Racial makeup (2011)
- • Black African: 92.6%
- • Coloured: 2.6%
- • Indian/Asian: 0.2%
- • White: 4.2%
- • Other: 0.5%

First languages (2011)
- • Xhosa: 89.6%
- • Afrikaans: 6.1%
- • English: 2.0%
- • Other: 2.3%
- Time zone: UTC+2 (SAST)
- Postal code (street): 5425
- PO box: 5425
- Area code: 045

= Sterkstroom =

Sterkstroom is a settlement in Enoch Mgijima Local Municipality of the Chris Hani District in the Eastern Cape province of South Africa.

The village is on the Hex River, at the southern foot of the Stormberg, 272 km north-west of East London. It was founded in 1875 and became a municipality in 1878. Afrikaans for ‘strong current or stream’, the name refers to the Hex River.

== Coal mining ==

The former colliery village was situated partly on the town's land and has contributed to the town's development. The coal was of low quality and, like almost all other coal mines in the North-Eastern Cape, was closed after Unification in 1910, because the Cape Colony was then able to source coal from other provinces. Nevertheless, Sterkstroom gradually evolved and livestock farming, for which the area is perfect, continued to expand.

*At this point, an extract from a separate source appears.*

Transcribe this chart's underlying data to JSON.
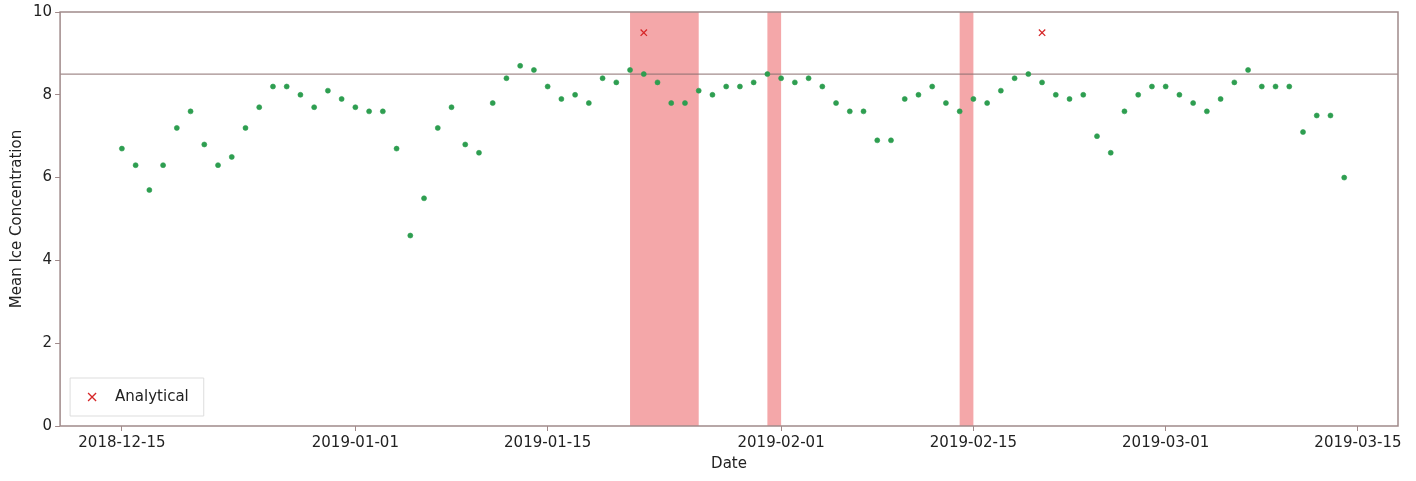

==Municipal infrastructure==

Sterkstroom's water scheme was completed around 1976. The town was established in 1928 with electricity and in 1966 the electricity scheme was modernized in total at a cost of R280,000. Electrical power was bought in bulk from Queenstown, with Molteno again obtaining its power in bulk from Sterkstroom.

By the mid-1970s, all the streets in the town were constructed and for 4.8 km thereof, surface draining was provided. At that time, a new industrial area with railway sidings was also laid out. The town later boasted a public library, a municipal market where weekly auctions were held and a clinic. The town council had made ample provision for recreational opportunities like rugby, cricket, athletics, tennis, equestrian, golf, badminton and rollerskating. There was also a caravan park and a playground for children.

== Religion and population ==

Sterkstroom is one of a few South African towns where the congregation of the Reformed Church was established before the more common NG Kerk congregation. Sterkstroom's Reformed Church was established in 1887, well 27 years after the first church in the Cape Colony, namely the Burgersdorp Reformed Church. After Burgersdorp also came Aliwal North (1864), Dordrecht (1869), Barkly East (1871), Steynsburg (1872) and Venterstad (1874). Sterkstroom's Reformed Church by 2002 had only 16 confirmed members and 3 baptized members left and was disbanded in that year.

In 1977 Sterkstroom's population composition was 700 white, 200 coloured and 8,000 black Africans. Time being, the NG church had 155 baptized and 340 confirmed members. According to the census of 2011 the population dropped to 300 whites with a black population of around 6,600. By 2012, the NG church's baptized members fell to 27 and 135 confirmed members.